С Полтавой понятно: лучше человеку прожить жизнь там, где он родился, считали древние греки, но добавляли: счастлив тот, кто родился в правильном городе. А не родился – придется потрудиться и прожить жизнь не вполне счастливым и не совсем там или совсем не там.
С Санкт-Петербургом, столицей Российской империи, также вполне ясно: это попытка перемещения одной из точек окружности в самый центр (как Санкт-Петербург, наоборот, был перемещением центра на окружность). Пребывание Гоголя в нелюбимой им Северной столице – самый плодотворный в творческом отношении период его жизни. Беда только, что здесь вам не юг. Климат гнилой (город на болоте), дефицит солнца и, соответственно, плоти (не барокко, а классицизм; не вегетация, а имперский камень; не теплая семейственность, а ледяная бюрократия и т. д.). К тому же Петербург – одна из самых дорогих в то время европейских столиц (дороже Парижа и наравне с Лондоном).
Рим в этом смысле – просто находка и чудо. Дешевле в десять раз, что немаловажно (несколько тысяч серебром или ассигнациями от царского двора хватало на годы безбедной жизни и перемещения по Европе). Древнейший в мире город, и при этом, как и Киев в тот период, помесь города с деревней (Колизей и козы, глиняный спуск к Тибру, не закованному в гранит, всё пешком, кухня простонародная, изумительно плотоядная, и храмы, с умопотрясающими шедеврами искусств). Но главное – климат, еще мягче и солнечнее, чем на исторической малой родине, и дистанция, чтобы отсюда, как в перевернутом бинокле, суметь увидеть не умещающуюся в кадре Русь. Не счесть дифирамбов Риму в переписке Гоголя, смертельно тосковавшего по южному лету на российском севере. Вот цитата из письма Максимовичу, с которым он праздно мечтал сделаться киевлянином – поселиться над Днепром, преподавать, собирать и петь украинские песни, многотомную историю человечества писать:
«…напиши, в каком состоянии у вас весна. Жажду, жажду весны. Чувствуешь ли ты свое счастие? знаешь ли ты его?
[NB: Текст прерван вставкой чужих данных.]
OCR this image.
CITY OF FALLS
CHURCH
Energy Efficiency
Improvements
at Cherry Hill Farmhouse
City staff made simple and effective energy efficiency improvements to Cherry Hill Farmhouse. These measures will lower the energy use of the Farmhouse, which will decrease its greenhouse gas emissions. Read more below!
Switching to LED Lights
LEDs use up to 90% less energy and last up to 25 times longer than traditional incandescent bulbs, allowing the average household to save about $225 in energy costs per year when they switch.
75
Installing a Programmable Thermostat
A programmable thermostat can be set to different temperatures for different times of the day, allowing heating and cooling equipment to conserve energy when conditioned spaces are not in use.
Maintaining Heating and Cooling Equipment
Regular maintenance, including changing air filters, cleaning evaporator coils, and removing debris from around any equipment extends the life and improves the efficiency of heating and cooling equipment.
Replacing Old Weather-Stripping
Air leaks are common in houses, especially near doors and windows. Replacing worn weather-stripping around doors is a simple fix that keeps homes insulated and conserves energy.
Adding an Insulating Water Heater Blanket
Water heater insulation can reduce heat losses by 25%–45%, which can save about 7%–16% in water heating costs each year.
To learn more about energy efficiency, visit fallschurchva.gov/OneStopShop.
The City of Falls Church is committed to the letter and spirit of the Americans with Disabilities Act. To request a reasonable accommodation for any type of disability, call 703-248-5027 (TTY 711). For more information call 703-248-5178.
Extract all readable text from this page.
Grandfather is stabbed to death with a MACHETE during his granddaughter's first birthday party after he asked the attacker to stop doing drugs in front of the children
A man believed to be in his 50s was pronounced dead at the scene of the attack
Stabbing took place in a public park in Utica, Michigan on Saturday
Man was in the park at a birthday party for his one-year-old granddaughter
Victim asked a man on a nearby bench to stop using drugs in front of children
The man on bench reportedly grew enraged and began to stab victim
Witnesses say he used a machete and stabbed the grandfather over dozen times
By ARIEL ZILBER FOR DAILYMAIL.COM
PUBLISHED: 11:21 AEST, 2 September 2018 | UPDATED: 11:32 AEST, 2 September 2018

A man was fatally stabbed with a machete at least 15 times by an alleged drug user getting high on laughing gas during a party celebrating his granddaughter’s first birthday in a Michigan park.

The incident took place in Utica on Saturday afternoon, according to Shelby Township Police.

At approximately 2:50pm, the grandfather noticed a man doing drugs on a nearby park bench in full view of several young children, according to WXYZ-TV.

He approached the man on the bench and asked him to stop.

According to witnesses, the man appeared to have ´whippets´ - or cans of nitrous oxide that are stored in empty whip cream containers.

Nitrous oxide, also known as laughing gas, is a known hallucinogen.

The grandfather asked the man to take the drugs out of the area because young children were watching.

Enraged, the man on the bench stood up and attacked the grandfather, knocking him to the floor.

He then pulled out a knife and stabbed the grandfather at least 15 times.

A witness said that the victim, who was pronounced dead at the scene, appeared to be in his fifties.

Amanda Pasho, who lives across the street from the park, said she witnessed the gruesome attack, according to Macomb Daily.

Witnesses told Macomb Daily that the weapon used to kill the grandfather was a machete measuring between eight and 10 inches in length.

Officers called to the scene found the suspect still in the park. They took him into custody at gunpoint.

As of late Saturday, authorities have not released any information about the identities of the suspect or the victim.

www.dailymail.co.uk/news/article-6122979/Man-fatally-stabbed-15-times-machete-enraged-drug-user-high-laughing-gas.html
Ты, свидетель ее рождения, впиваешь ее, дышишь ею, – и после этого ты еще смеешь говорить, что не с кем тебе перевести душу… Да дай мне ее одну, одну, и никого больше я не желаю видеть, по крайней мере на все продолжение ее».
Эту вечную весну в Вечном городе он получил:
«Что за воздух! Удивительная весна! Гляжу – не нагляжусь. Розы усыпали теперь весь Рим; но обонянию моему еще слаще от цветов, которые теперь зацвели и которых имя я, право, в эту минуту позабыл. Их нет у нас. Верите ли, что часто приходит неистовое желание превратиться в один нос, чтобы не было ничего больше – ни глаз, ни рук, ни ног, кроме одного большущего носа, у которого ноздри были бы в добрые ведра, чтобы можно было втянуть в себя как можно побольше благовония и весны».
Не менее важно, и даже более, что Рим являлся религиозной столицей западного мира и в этом отношении превосходил град Петра (небесного патрона русского царя, его основателя), примерно, как любой храм превосходит любое жилое строение. «Нет лучшей участи, – писал Гоголь Плетневу, – как умереть в Риме; целой верстой здесь человек ближе к небу». Кстати, польские ксендзы чуть не «охмурили» здесь Гоголя, как Козлевича, но он оказался все же хитрее них и не предал веры отцов.
По мере все большего отхода от художественного творчества в пользу религиозных вдохновений, Гоголь не мог не дерзнуть отправиться на историческую родину Спасителя – не посетить Святую землю и Иерусалим. Увы, эта поездка оказалась смазанной страницей его биографии и творчества. Святая земля и Гоголь разминулись, чтобы не сказать, разочаровали друг друга.
Доживать свой век и умереть Гоголю пришлось не на родине своей души (как он сам определял Италию и Рим), а в России, в древней и очень «домашней» дворянской Москве. И это было не случайностью, а окончательным выбором правильного города. Если бы только не его жесткий климат – для Гоголя, ценившего лишь «ненатопленное тепло», – и не творческая исчерпанность писателя, отправившего в печь плод многолетних потуг, фальшивый второй том своего opus magnum. Но какой все же умница, он чист перед литературой и перед людьми! Только вот люди, любящие вроде бы все и замечательные, не дали ему по-людски умереть на родине, как ни прискорбно это признать.
Никакой загадки в безвременной и скоропостижной смерти Гоголя нет. Он захотел умереть – и сделал это, как ни старались ему помешать.